The credit diminishes as income increases and is unavailable to individuals with adjusted gross incomes of more than $30,000 a year and married couples with incomes exceeding $60,000. The saver’s credit is paid through tax refunds, not a contribution into the account.

Also, employers would have to agree to allow payroll deductions. Unlike with 401(k) plans, they wouldn’t have to contract with a financial services company, follow nondiscrimination rules or have a fiduciary responsibility.

Few Offered

Companies can already offer such programs with a range of investments and relatively few do, said Derek Dorn, a partner at Davis & Harman LLP in Washington.

“It can’t hurt,” said Dorn, an aide to former Senator Jeff Bingaman, a New Mexico Democrat who backed a requirement for automatic enrollment. “Perhaps this will be an opportunity for some. And perhaps the greatest benefit will be the visibility that the program gives to payroll deduction IRAs.”
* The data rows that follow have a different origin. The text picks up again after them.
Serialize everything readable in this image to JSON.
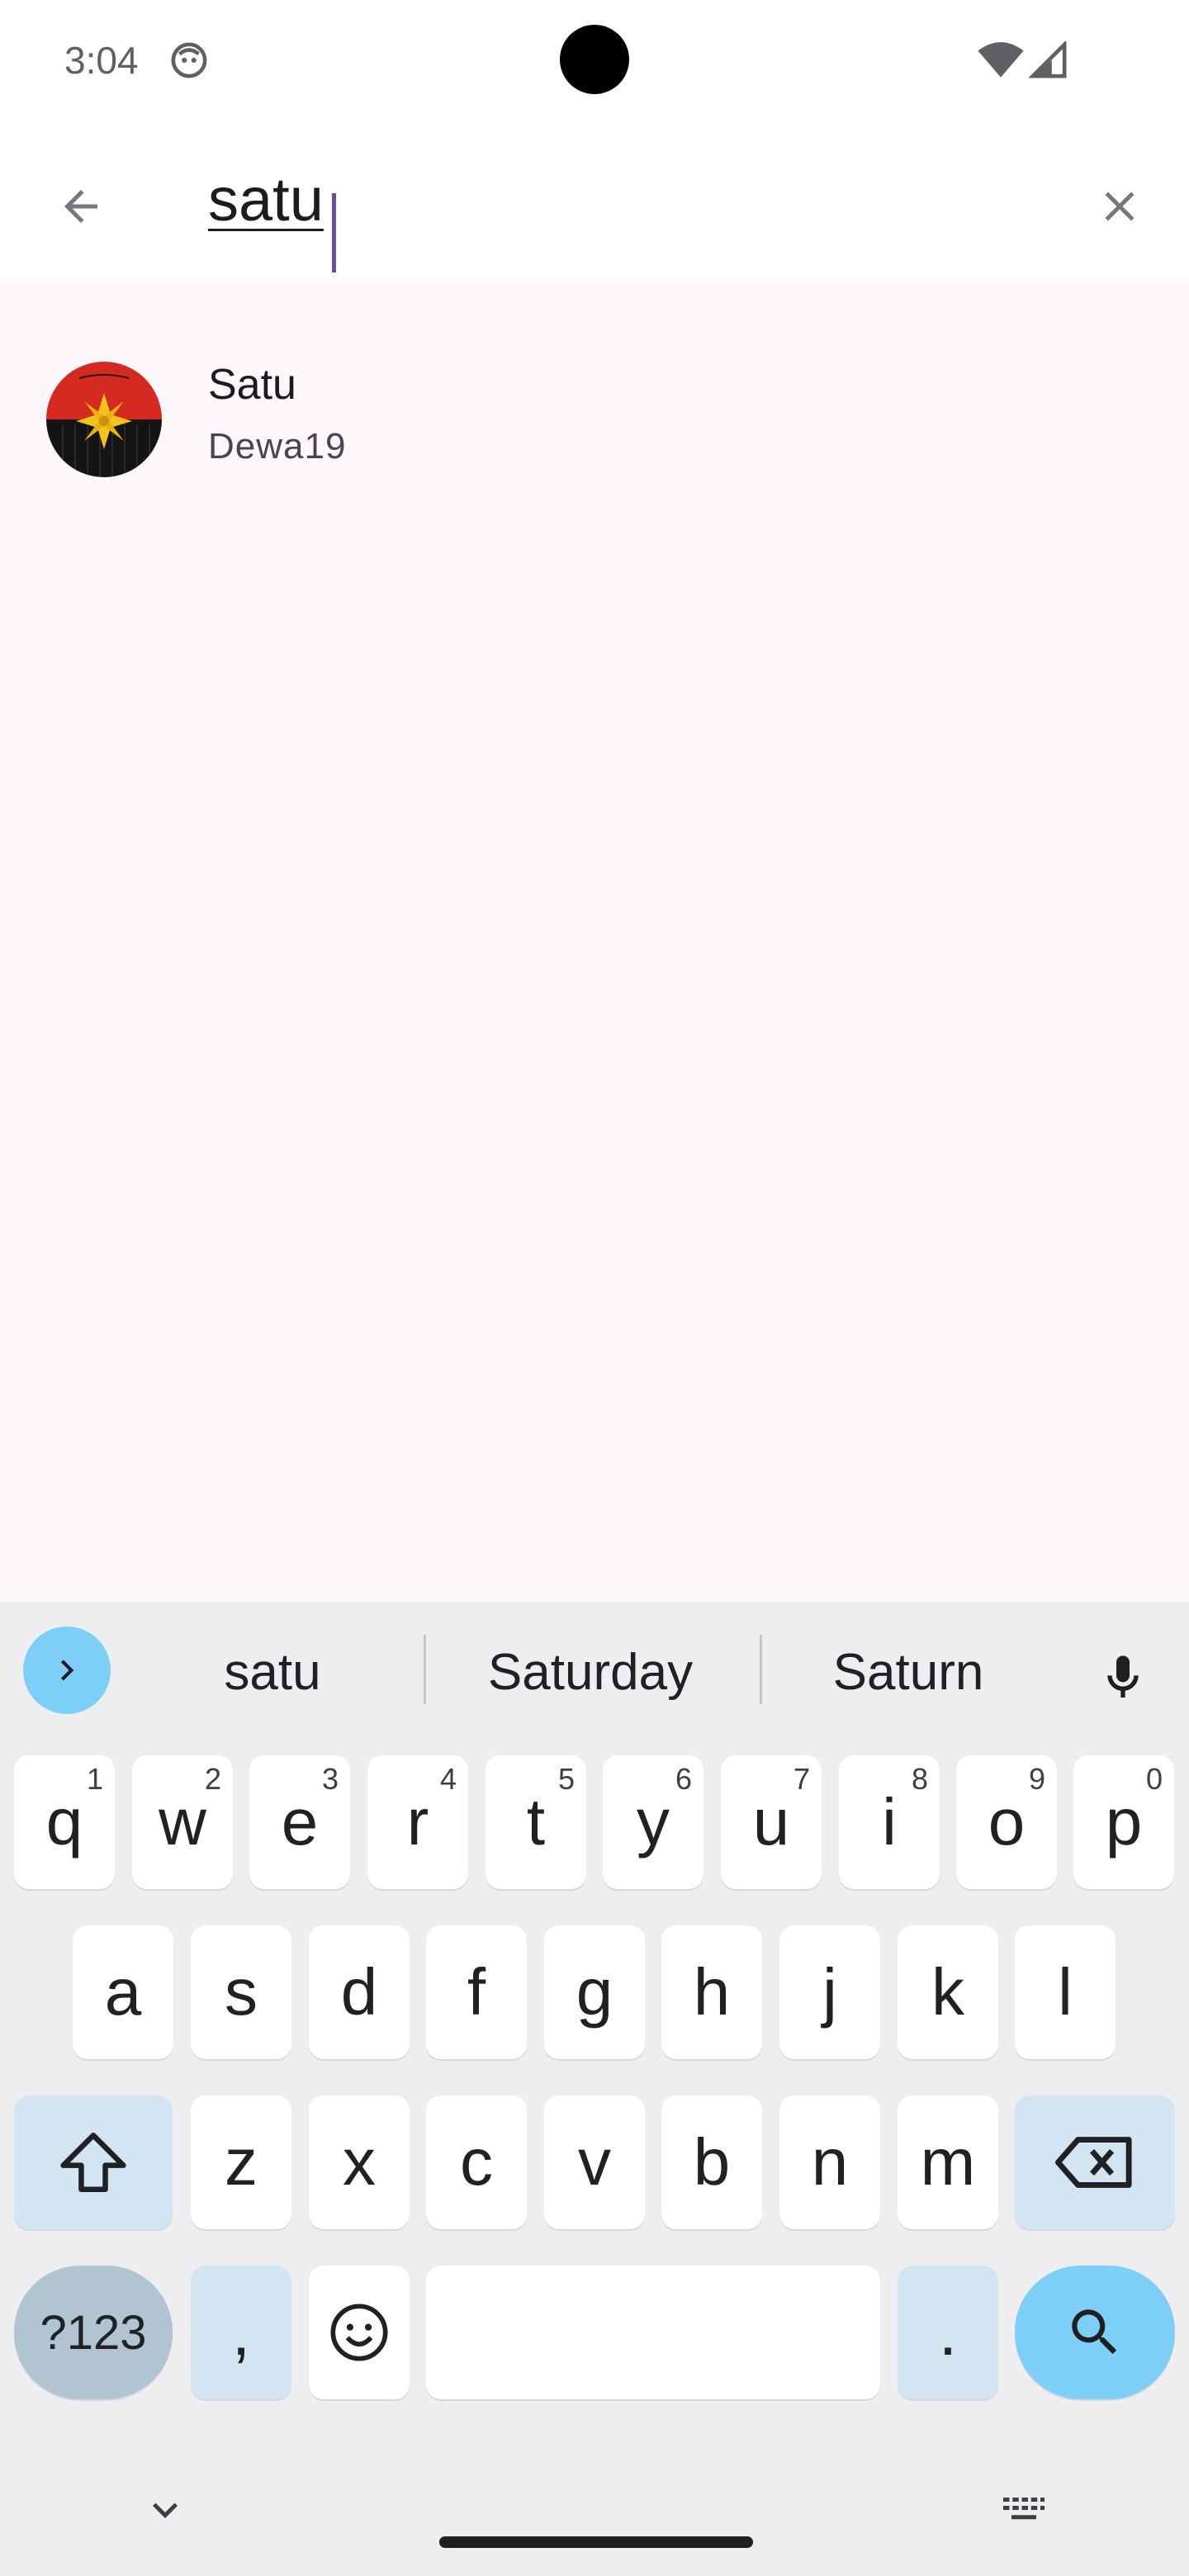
{
  "status_bar": {
    "time": "3:04"
  },
  "search": {
    "query": "satu"
  },
  "results": [
    {
      "title": "Satu",
      "subtitle": "Dewa19"
    }
  ],
  "keyboard": {
    "suggestions": [
      "satu",
      "Saturday",
      "Saturn"
    ],
    "row1": [
      {
        "key": "q",
        "hint": "1"
      },
      {
        "key": "w",
        "hint": "2"
      },
      {
        "key": "e",
        "hint": "3"
      },
      {
        "key": "r",
        "hint": "4"
      },
      {
        "key": "t",
        "hint": "5"
      },
      {
        "key": "y",
        "hint": "6"
      },
      {
        "key": "u",
        "hint": "7"
      },
      {
        "key": "i",
        "hint": "8"
      },
      {
        "key": "o",
        "hint": "9"
      },
      {
        "key": "p",
        "hint": "0"
      }
    ],
    "row2": [
      "a",
      "s",
      "d",
      "f",
      "g",
      "h",
      "j",
      "k",
      "l"
    ],
    "row3": [
      "z",
      "x",
      "c",
      "v",
      "b",
      "n",
      "m"
    ],
    "symbols_label": "?123",
    "comma_label": ",",
    "period_label": "."
  },
  "colors": {
    "accent": "#6750a4",
    "keyboard_accent": "#7dcff7",
    "background": "#fdf7fc"
  }
}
Treasury Secretary Jacob J. Lew said the program would begin operating by the end of the year. The government will start looking for a financial agent with experience in administering IRAs. The Treasury Department, not the individuals, would pay fees to the agent.

The accounts would be open to people with annual household income up to $191,000 whose employers choose to participate.

$15,000 Maximum

The plans would have a maximum balance of $15,000, after which money would have to be rolled over into a private-sector Roth IRA with a range of investment options. The plans would be portable so workers could keep them if they change jobs.